Alnylam reports positive initial data from Phase I/II study of ALN-GO1 to treat PH1

US-based biopharmaceutical company Alnylam has reported positive initial data from its ongoing Phase I/II study of ALN-GO1 to treat Primary Hyperoxaluria Type 1 (PH1).

US-based biopharmaceutical company Alnylam has reported positive initial data from its ongoing Phase I/II study of ALN-GO1 to treat Primary Hyperoxaluria Type 1 (PH1).

ALN-GO1 is an RNA interference (RNAi) therapeutic product developed to target glycolate oxidase (GO) for the treatment of PH1.

RNAi is a natural process of gene silencing that takes place in organisms such as plants and mammals.

RNAi therapeutic medicines are a result of the usage of this natural biological process of RNAi occurring in cells of living beings.

"We believe ALN-GO1 has the potential to be a transformative therapy for patients with PH1, a potentially fatal and ultra-rare orphan disease that primarily afflicts children."

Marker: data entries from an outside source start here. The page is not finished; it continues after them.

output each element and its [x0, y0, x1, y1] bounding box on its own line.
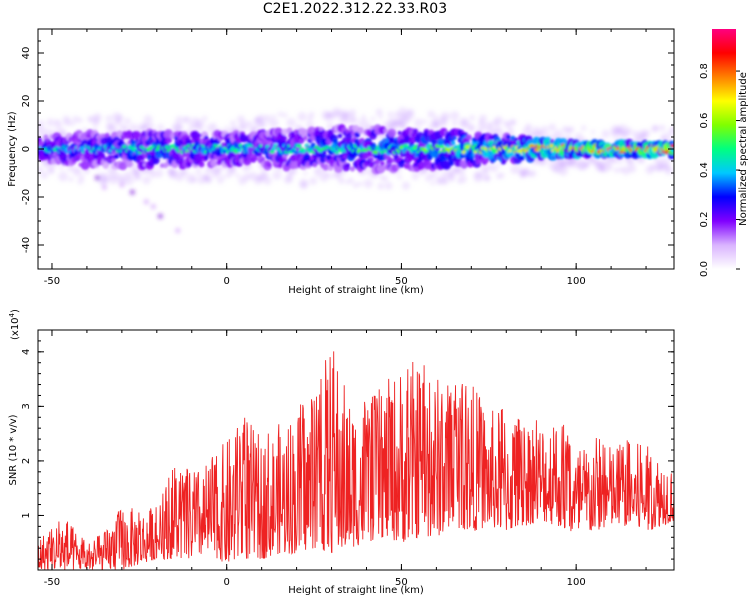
svg-text:(x104): (x104) [8, 309, 21, 340]
colorbar-tick-label: 0.4 [699, 162, 710, 178]
snr-y-tick-label: 3 [21, 403, 32, 409]
colorbar-tick-label: 0.6 [699, 113, 710, 129]
spectrogram-x-tick-label: 50 [395, 276, 408, 287]
spectrogram-y-axis-label: Frequency (Hz) [7, 111, 18, 187]
snr-y-tick-label: 2 [21, 458, 32, 464]
snr-x-axis-label: Height of straight line (km) [288, 585, 424, 596]
spectrogram-y-tick-label: 20 [21, 95, 32, 108]
snr-x-tick-label: -50 [44, 577, 60, 588]
snr-x-tick-label: 100 [567, 577, 586, 588]
snr-series-line [38, 351, 674, 570]
spectrogram-x-tick-label: 0 [224, 276, 230, 287]
snr-x-tick-label: 0 [224, 577, 230, 588]
colorbar-axes: 0.0 0.2 0.4 0.6 0.8 [699, 63, 740, 277]
colorbar-tick-label: 0.2 [699, 212, 710, 228]
spectrogram-y-tick-label: 0 [21, 146, 32, 152]
snr-y-tick-label: 1 [21, 512, 32, 518]
snr-y-tick-label: 4 [21, 349, 32, 355]
spectrogram-x-axis-label: Height of straight line (km) [288, 285, 424, 296]
colorbar-label: Normalized spectral amplitude [738, 72, 749, 226]
colorbar-tick-label: 0.0 [699, 261, 710, 277]
snr-line-plot [38, 351, 674, 570]
spectrogram-y-tick-label: 40 [21, 47, 32, 60]
colorbar [712, 29, 736, 269]
snr-y-multiplier: (x104) [8, 309, 21, 340]
spectrogram-y-tick-label: -40 [21, 237, 32, 253]
snr-y-axis-label: SNR (10 * v/v) [8, 414, 19, 485]
spectrogram-axes: -50 0 50 100 -40 -20 0 20 40 [21, 29, 674, 287]
spectrogram-y-tick-label: -20 [21, 189, 32, 205]
snr-x-tick-label: 50 [395, 577, 408, 588]
colorbar-tick-label: 0.8 [699, 63, 710, 79]
figure-title: C2E1.2022.312.22.33.R03 [262, 1, 448, 17]
spectrogram-heatmap [38, 107, 674, 234]
spectrogram-x-tick-label: -50 [44, 276, 60, 287]
spectrogram-x-tick-label: 100 [567, 276, 586, 287]
snr-axes: -50 0 50 100 1 2 3 4 [21, 330, 674, 588]
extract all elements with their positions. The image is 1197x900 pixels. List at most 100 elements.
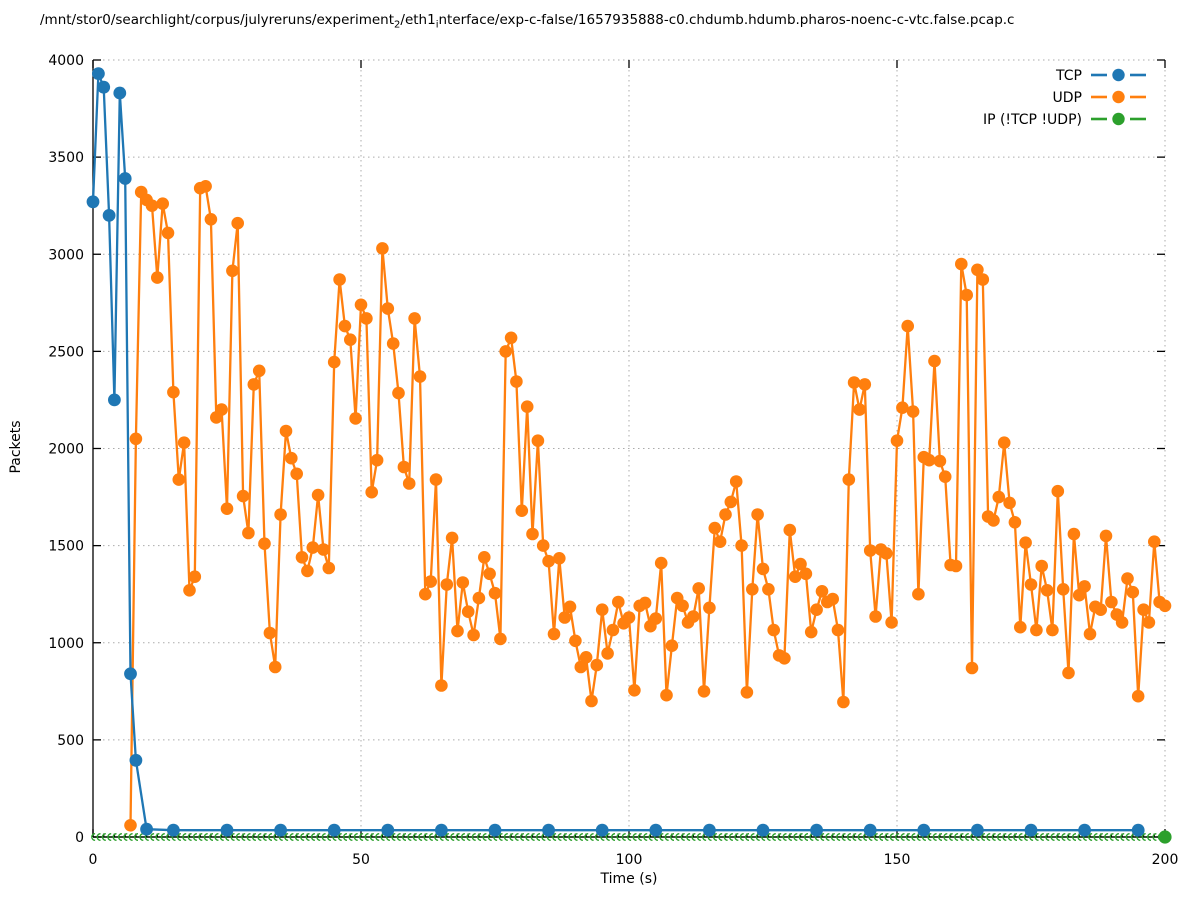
legend-item-udp: UDP <box>1053 90 1146 106</box>
udp-point <box>1094 603 1107 616</box>
udp-point <box>129 432 143 446</box>
udp-point <box>172 473 186 486</box>
udp-point <box>890 434 904 448</box>
udp-point <box>1148 535 1161 548</box>
udp-series-points <box>124 180 1172 832</box>
tcp-point <box>124 667 137 681</box>
y-tick-label: 0 <box>75 830 84 846</box>
udp-point <box>274 508 287 521</box>
udp-point <box>569 634 582 648</box>
x-tick-label: 200 <box>1152 852 1179 868</box>
udp-point <box>595 603 609 616</box>
legend-label: UDP <box>1053 90 1082 106</box>
udp-point <box>708 521 722 535</box>
udp-point <box>402 477 416 490</box>
legend: TCP UDP IP (!TCP !UDP) <box>983 68 1146 128</box>
udp-point <box>729 475 743 488</box>
udp-point <box>826 592 839 606</box>
udp-point <box>880 547 893 560</box>
udp-point <box>520 400 534 414</box>
udp-point <box>429 473 443 486</box>
udp-point <box>853 403 866 416</box>
udp-point <box>488 586 502 600</box>
udp-point <box>965 661 979 675</box>
tcp-point <box>381 823 395 837</box>
udp-point <box>992 490 1006 504</box>
udp-point <box>360 312 373 325</box>
udp-point <box>440 578 454 591</box>
ip-final-point <box>1158 830 1172 844</box>
figure-title: /mnt/stor0/searchlight/corpus/julyreruns… <box>40 12 1015 31</box>
udp-point <box>167 385 180 399</box>
udp-point <box>746 583 759 596</box>
udp-point <box>585 694 598 708</box>
udp-point <box>494 632 507 646</box>
udp-point <box>542 554 555 568</box>
udp-point <box>1003 496 1016 510</box>
udp-point <box>1137 603 1150 616</box>
udp-point <box>1078 580 1091 593</box>
tcp-point <box>129 753 143 767</box>
udp-point <box>847 376 861 389</box>
udp-point <box>322 561 336 575</box>
tcp-point <box>113 86 127 100</box>
udp-point <box>338 319 352 333</box>
udp-point <box>1158 599 1172 613</box>
tcp-point <box>97 80 111 94</box>
udp-point <box>799 567 813 581</box>
udp-point <box>349 412 362 425</box>
udp-point <box>553 552 566 565</box>
tcp-point <box>435 823 448 837</box>
udp-point <box>665 639 679 652</box>
udp-point <box>628 684 641 697</box>
tcp-point <box>108 393 121 407</box>
tcp-series-points <box>86 67 1145 837</box>
udp-point <box>1008 516 1022 529</box>
udp-point <box>697 685 711 698</box>
udp-point <box>987 514 1000 527</box>
udp-point <box>638 596 652 610</box>
udp-point <box>156 197 169 210</box>
tcp-point <box>327 823 341 837</box>
tcp-point <box>917 823 931 837</box>
tcp-point <box>863 823 877 837</box>
udp-point <box>654 556 668 570</box>
udp-point <box>467 628 480 642</box>
udp-point <box>606 623 620 637</box>
tcp-point <box>810 823 823 837</box>
udp-point <box>263 626 277 640</box>
udp-point <box>408 312 421 325</box>
udp-point <box>301 564 314 578</box>
udp-point <box>601 647 614 660</box>
udp-point <box>783 523 797 537</box>
udp-point <box>612 595 625 609</box>
udp-point <box>1056 583 1070 596</box>
udp-point <box>215 403 228 416</box>
udp-point <box>960 288 973 302</box>
udp-point <box>1014 620 1027 634</box>
x-tick-label: 100 <box>616 852 643 868</box>
udp-point <box>285 451 298 465</box>
udp-point <box>831 623 845 637</box>
udp-point <box>531 434 545 448</box>
legend-label: IP (!TCP !UDP) <box>983 112 1082 128</box>
tcp-point <box>488 823 502 837</box>
udp-point <box>397 460 411 474</box>
udp-point <box>510 375 523 388</box>
udp-point <box>794 557 807 571</box>
udp-point <box>1083 627 1097 641</box>
legend-marker-sample <box>1112 112 1125 126</box>
udp-point <box>901 319 914 333</box>
tcp-point <box>92 67 105 80</box>
udp-point <box>365 485 379 499</box>
udp-point <box>290 467 304 481</box>
udp-point <box>896 401 909 415</box>
udp-point <box>687 610 700 623</box>
udp-point <box>719 508 732 521</box>
legend-label: TCP <box>1055 68 1082 84</box>
udp-point <box>344 333 357 347</box>
udp-point <box>124 819 137 832</box>
udp-point <box>622 611 636 624</box>
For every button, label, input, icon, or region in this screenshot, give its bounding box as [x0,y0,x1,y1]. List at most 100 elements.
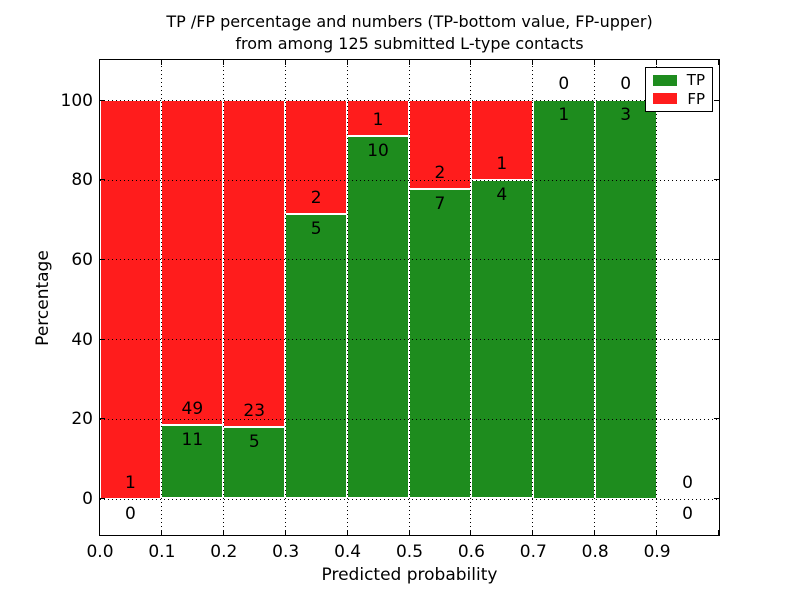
fp-count-label: 1 [372,110,384,131]
tick-mark [656,59,658,65]
tick-mark [346,529,348,535]
x-tick-label: 0.2 [210,542,238,562]
x-tick-label: 0.6 [457,542,485,562]
tick-mark [470,59,472,65]
y-axis-label: Percentage [33,250,53,346]
chart-subtitle: from among 125 submitted L-type contacts [235,34,584,53]
x-tick-label: 0.1 [148,542,176,562]
bar-fp-segment [470,100,533,180]
bar-fp-segment [99,100,162,499]
tick-mark [713,179,719,181]
bar-tp-segment [285,213,348,499]
tp-count-label: 5 [248,432,260,453]
tp-count-label: 4 [496,184,508,205]
tick-mark [284,59,286,65]
tick-mark [470,529,472,535]
bar-tp-segment [470,179,533,499]
tp-count-label: 11 [181,430,204,451]
tick-mark [408,59,410,65]
tick-mark [99,338,105,340]
tick-mark [594,529,596,535]
tick-mark [346,59,348,65]
legend-label-tp: TP [686,71,705,90]
tp-count-label: 7 [434,193,446,214]
tick-mark [99,59,100,65]
legend-entry-tp: TP [653,72,705,88]
x-tick-label: 0.9 [643,542,671,562]
x-tick-label: 0.0 [86,542,114,562]
x-tick-label: 0.7 [519,542,547,562]
v-gridline [284,59,286,535]
bar-tp-segment [347,136,409,499]
tick-mark [160,59,162,65]
legend-entry-fp: FP [653,91,705,107]
x-tick-label: 0.4 [334,542,362,562]
tp-count-label: 3 [620,105,632,125]
y-tick-label: 80 [71,170,93,191]
tick-mark [713,99,719,101]
tick-mark [408,529,410,535]
tick-mark [532,59,534,65]
y-tick-label: 20 [71,409,93,430]
x-axis-label: Predicted probability [321,565,498,585]
tp-count-label: 10 [367,141,389,162]
tick-mark [713,418,719,420]
tick-mark [713,258,719,260]
fp-count-label: 1 [125,472,136,493]
v-gridline [222,59,224,535]
fp-count-label: 1 [496,153,508,174]
legend: TP FP [645,67,713,112]
tick-mark [99,99,105,101]
v-gridline [408,59,410,535]
y-tick-label: 0 [82,489,93,509]
tp-count-label: 0 [125,503,136,524]
tick-mark [713,338,719,340]
tick-mark [160,529,162,535]
v-gridline [470,59,472,535]
fp-count-label: 0 [682,472,693,493]
chart-title: TP /FP percentage and numbers (TP-bottom… [166,12,653,31]
tick-mark [718,59,719,65]
tick-mark [99,258,105,260]
v-gridline [160,59,162,535]
tick-mark [718,529,719,535]
tick-mark [532,529,534,535]
tick-mark [713,498,719,499]
tick-mark [594,59,596,65]
plot-area: 1 0 49 11 23 5 2 5 1 10 2 7 1 4 0 1 0 3 0 0 [98,58,720,536]
tp-count-label: 5 [310,218,322,239]
v-gridline [346,59,348,535]
bar-fp-segment [161,100,224,426]
tick-mark [656,529,658,535]
v-gridline [656,59,658,535]
y-tick-label: 60 [71,249,93,270]
bar-tp-segment [532,100,595,499]
fp-count-label: 2 [310,187,322,208]
fp-count-label: 23 [243,401,266,422]
v-gridline [594,59,596,535]
fp-count-label: 0 [558,74,570,94]
tp-color-swatch [653,74,677,86]
x-tick-label: 0.3 [272,542,300,562]
bar-tp-segment [161,425,224,499]
legend-label-fp: FP [687,89,705,108]
tick-mark [284,529,286,535]
tick-mark [99,529,100,535]
y-tick-label: 100 [60,90,93,111]
bar-tp-segment [409,188,471,499]
fp-count-label: 2 [434,162,446,183]
tick-mark [99,418,105,420]
tick-mark [222,529,224,535]
tick-mark [222,59,224,65]
fp-color-swatch [653,93,677,105]
bar-tp-segment [594,100,657,499]
tp-count-label: 1 [558,105,570,125]
fp-count-label: 0 [620,74,632,94]
x-tick-label: 0.5 [395,542,424,562]
tick-mark [99,498,105,499]
x-tick-label: 0.8 [581,542,609,562]
fp-count-label: 49 [181,399,204,420]
tick-mark [99,179,105,181]
y-tick-label: 40 [71,329,93,350]
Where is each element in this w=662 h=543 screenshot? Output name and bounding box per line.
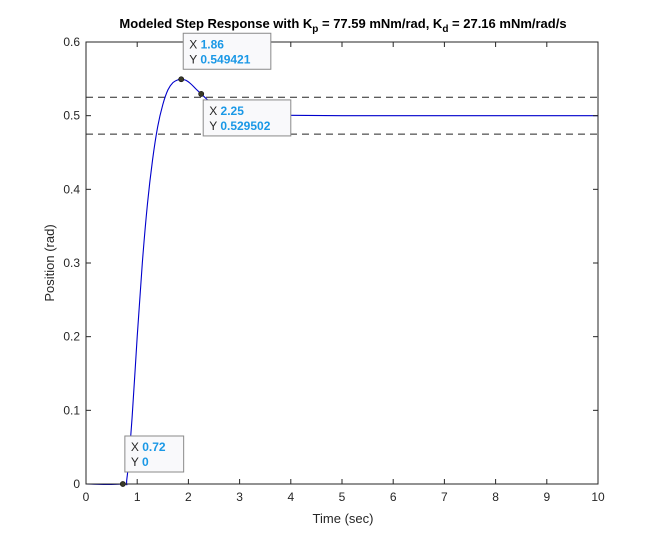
datatip-y-line: Y 0.529502 xyxy=(209,119,271,133)
title-prefix: Modeled Step Response with K xyxy=(119,16,312,31)
datatip-x-label: X xyxy=(131,440,142,454)
x-tick-label: 9 xyxy=(543,490,550,504)
y-tick-label: 0.4 xyxy=(63,182,80,196)
series-layer xyxy=(85,78,598,486)
datatip-box xyxy=(124,435,185,473)
datatip-0[interactable]: X 0.72Y 0 xyxy=(124,435,185,473)
datatip-box xyxy=(202,99,292,137)
datatip-y-value: 0.529502 xyxy=(220,119,270,133)
x-axis-label: Time (sec) xyxy=(313,511,374,526)
datatip-y-value: 0.549421 xyxy=(200,52,250,66)
datatip-marker[interactable] xyxy=(178,76,185,83)
datatip-y-label: Y xyxy=(189,52,200,66)
y-tick-label: 0.2 xyxy=(63,330,80,344)
datatip-marker[interactable] xyxy=(198,91,205,97)
datatip-marker[interactable] xyxy=(119,481,126,487)
x-tick-label: 0 xyxy=(83,490,90,504)
reference-lines xyxy=(86,96,598,135)
datatip-y-label: Y xyxy=(209,119,220,133)
datatip-x-line: X 1.86 xyxy=(189,37,224,51)
x-tick-label: 4 xyxy=(287,490,294,504)
title-subscript-p: p xyxy=(312,24,318,35)
datatip-x-value: 1.86 xyxy=(201,37,225,51)
datatip-box xyxy=(182,32,272,70)
datatip-x-line: X 2.25 xyxy=(209,104,244,118)
x-tick-label: 1 xyxy=(134,490,141,504)
datatip-x-value: 0.72 xyxy=(142,440,166,454)
y-axis-label: Position (rad) xyxy=(42,224,57,301)
title-subscript-d: d xyxy=(442,24,448,35)
plot-frame xyxy=(85,41,599,485)
datatip-y-line: Y 0 xyxy=(131,455,149,469)
title-mid: = 77.59 mNm/rad, K xyxy=(318,16,443,31)
y-tick-label: 0.6 xyxy=(63,35,80,49)
datatip-y-value: 0 xyxy=(142,455,149,469)
x-tick-label: 5 xyxy=(339,490,346,504)
datatip-y-label: Y xyxy=(131,455,142,469)
x-tick-label: 8 xyxy=(492,490,499,504)
datatip-x-label: X xyxy=(189,37,200,51)
y-tick-label: 0.1 xyxy=(63,403,80,417)
datatip-y-line: Y 0.549421 xyxy=(189,52,251,66)
datatip-2[interactable]: X 2.25Y 0.529502 xyxy=(202,99,292,137)
x-tick-label: 2 xyxy=(185,490,192,504)
y-tick-label: 0 xyxy=(73,477,80,491)
title-suffix: = 27.16 mNm/rad/s xyxy=(448,16,566,31)
y-tick-label: 0.5 xyxy=(63,109,80,123)
datatip-x-line: X 0.72 xyxy=(131,440,166,454)
x-tick-label: 3 xyxy=(236,490,243,504)
x-tick-label: 7 xyxy=(441,490,448,504)
axes: 0 1 2 3 4 5 6 7 8 9 10 0 0.1 0.2 0.3 0.4 0.5 0.6 xyxy=(63,35,605,504)
y-tick-label: 0.3 xyxy=(63,256,80,270)
series-line-0 xyxy=(85,78,598,486)
x-tick-label: 6 xyxy=(390,490,397,504)
x-tick-label: 10 xyxy=(591,490,605,504)
datatip-1[interactable]: X 1.86Y 0.549421 xyxy=(182,32,272,70)
datatip-x-value: 2.25 xyxy=(221,104,245,118)
datatip-x-label: X xyxy=(209,104,220,118)
chart-title: Modeled Step Response with Kp = 77.59 mN… xyxy=(119,16,566,35)
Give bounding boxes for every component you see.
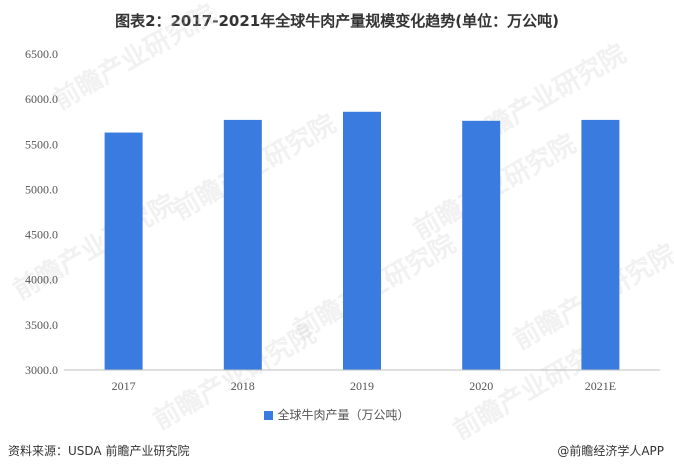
y-tick-label: 3500.0 [25,318,58,332]
bar-2020 [462,120,501,370]
x-tick-label: 2021E [585,379,616,393]
bars [104,111,620,370]
legend-label: 全球牛肉产量（万公吨） [277,408,410,422]
bar-2017 [104,132,143,370]
legend: 全球牛肉产量（万公吨） [0,406,674,423]
app-credit: @前瞻经济学人APP [557,444,664,458]
x-axis: 2017 2018 2019 2020 2021E [112,379,616,393]
y-tick-label: 6000.0 [25,92,58,106]
legend-swatch [264,411,274,420]
x-tick-label: 2020 [469,379,493,393]
y-tick-label: 5500.0 [25,137,58,151]
svg-text:前瞻产业研究院: 前瞻产业研究院 [48,0,221,116]
chart-title: 图表2：2017-2021年全球牛肉产量规模变化趋势(单位：万公吨) [115,12,559,30]
y-tick-label: 6500.0 [25,47,58,61]
y-tick-label: 3000.0 [25,363,58,377]
y-tick-label: 4500.0 [25,228,58,242]
bar-2018 [223,119,262,370]
source-note: 资料来源：USDA 前瞻产业研究院 [8,444,190,458]
bar-2021e [581,119,620,370]
y-tick-label: 5000.0 [25,182,58,196]
y-tick-label: 4000.0 [25,273,58,287]
x-tick-label: 2018 [231,379,255,393]
x-tick-label: 2019 [350,379,374,393]
x-tick-label: 2017 [112,379,136,393]
bar-2019 [343,111,381,370]
svg-text:前瞻产业研究院: 前瞻产业研究院 [8,188,181,306]
y-axis: 3000.0 3500.0 4000.0 4500.0 5000.0 5500.0 6000… [25,47,58,377]
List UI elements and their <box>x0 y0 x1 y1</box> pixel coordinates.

The Phase I/II trial has been designed as a randomised, single-blind, placebo-controlled study and is being conducted in two parts.

Part A has been conducted as a single-dose study enrolling 32 healthy adult subjects, while Part B will be conducted as a multi-dose study, which is planning to enrol 20 patients suffering from PH1.

The trial is primarily focused on testing the safety and tolerability of single and multiple subcutaneous doses of ALN-GO1.

The secondary goals of the trial are to determine the pharmacokinetics profile and clinical activity for ALN-GO1, determined by its effects on plasma glycolate and urinary oxalate levels in normal healthy volunteers and PH1 patients.

Data of Part A of the study suggested that a single, subcutaneously administered dosage of ALN-GO1 was able to achieve dose-dependent increases in plasma and urine glycolate.

It was also well tolerated by subjects throughout the study.

Alnylam chief medical officer and research and development executive vice-president Akshay Vaishnaw said: "We believe ALN-GO1 has the potential to be a transformative therapy for patients with PH1, a potentially fatal and ultra-rare orphan disease that primarily afflicts children.

“The current treatment approach for patients suffering from this condition is routine dialysis and, ultimately, a dual liver and kidney transplant, as no approved pharmaceutical options currently exist.”

The company is now planning to proceed with Part B of the ongoing Phase I/II study of ALN-GO1.